For close to a century, researchers have hypothesized that the universe contains more matter than can be directly observed, known as “dark matter”.
They have also posited the existence of a “dark energy” that is more powerful than gravitational attraction.
These two hypotheses, it has been argued, account for the movement of stars in galaxies and for the accelerating expansion of the universe respectively.
However, according to a researcher at the University of Geneva (UNIGE) in Switzerland, these concepts may be no longer valid: the phenomena they are supposed to describe can be demonstrated without them.
The research, published in The Astrophysical Journal, exploits a new theoretical model based on the scale invariance of the empty space, potentially solving two of astronomy’s greatest mysteries.
The way we represent the universe and its history are described by Einstein’s equations of general relativity, Newton’s universal gravitation and quantum mechanics.
The model-consensus at present is that of a Big Bang followed by an expansion.

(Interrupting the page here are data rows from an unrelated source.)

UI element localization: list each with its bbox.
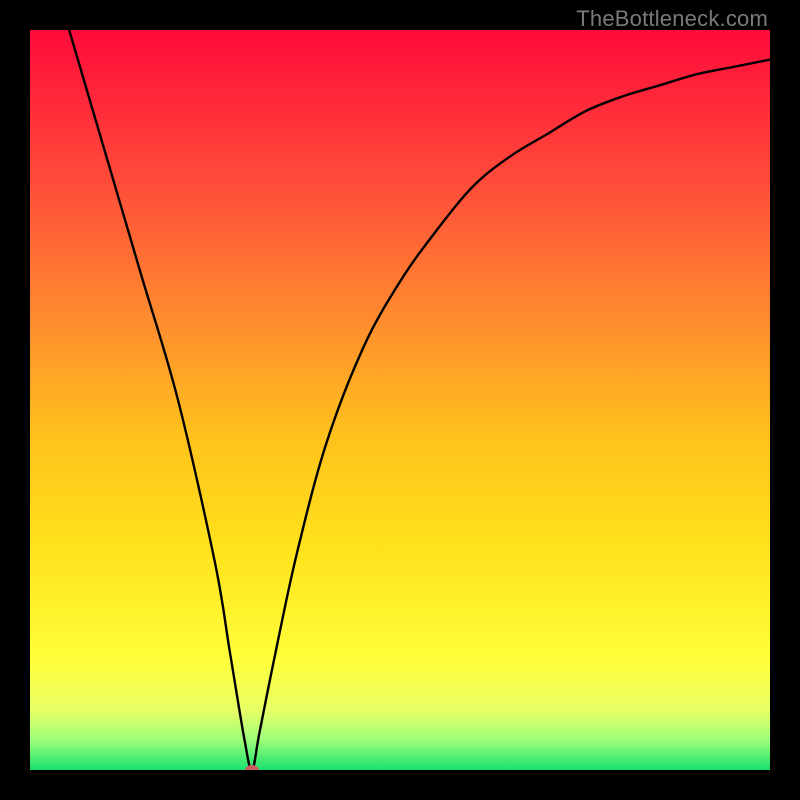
watermark-text: TheBottleneck.com [576,6,768,32]
plot-area [30,30,770,770]
minimum-marker [245,765,259,770]
bottleneck-curve [30,30,770,770]
chart-frame: TheBottleneck.com [0,0,800,800]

“In this model, there is a starting hypothesis that has not been taken into account, in my opinion,” said Andre Maeder, professor in UNIGE’s Faculty of Science.
“By that I mean the scale invariance of the empty space; in other words, the empty space and its properties do not change following a dilatation or contraction,” said Maeder.

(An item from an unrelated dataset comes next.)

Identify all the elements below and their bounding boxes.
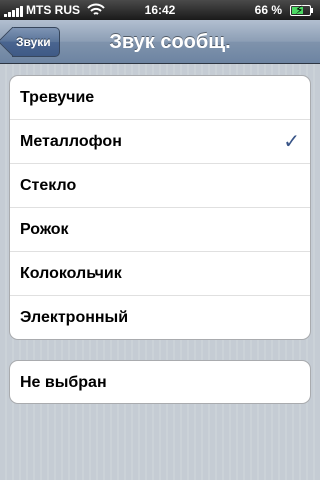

The empty space plays a primordial role in Einstein’s equations as it operates in a quantity known as a “cosmological constant”, and the resulting universe model depends on it.
Based on this hypothesis, Maeder is now re-examining the model of the universe, pointing out that the scale invariance of the empty space is also present in the fundamental theory of electromagnetism.
When Maeder carried out cosmological tests on his new model, he found that it matched the observations.
He also found that the model predicts the accelerated expansion of the universe without having to factor in any particle or dark energy.
In short, it appears that dark energy may not actually exist since the acceleration of the expansion is contained in the equations of the physics, researchers said.
In a second stage, Maeder focused on Newton’s law, a specific instance of the equations of general relativity.
The law is also slightly modified when the model incorporates Maeder’s new hypothesis.
It contains a very small outward acceleration term, which is particularly significant at low densities.
This amended law, when applied to clusters of galaxies, leads to masses of clusters in line with that of visible matter: this means that no dark matter is needed to explain the high speeds of the galaxies in the clusters.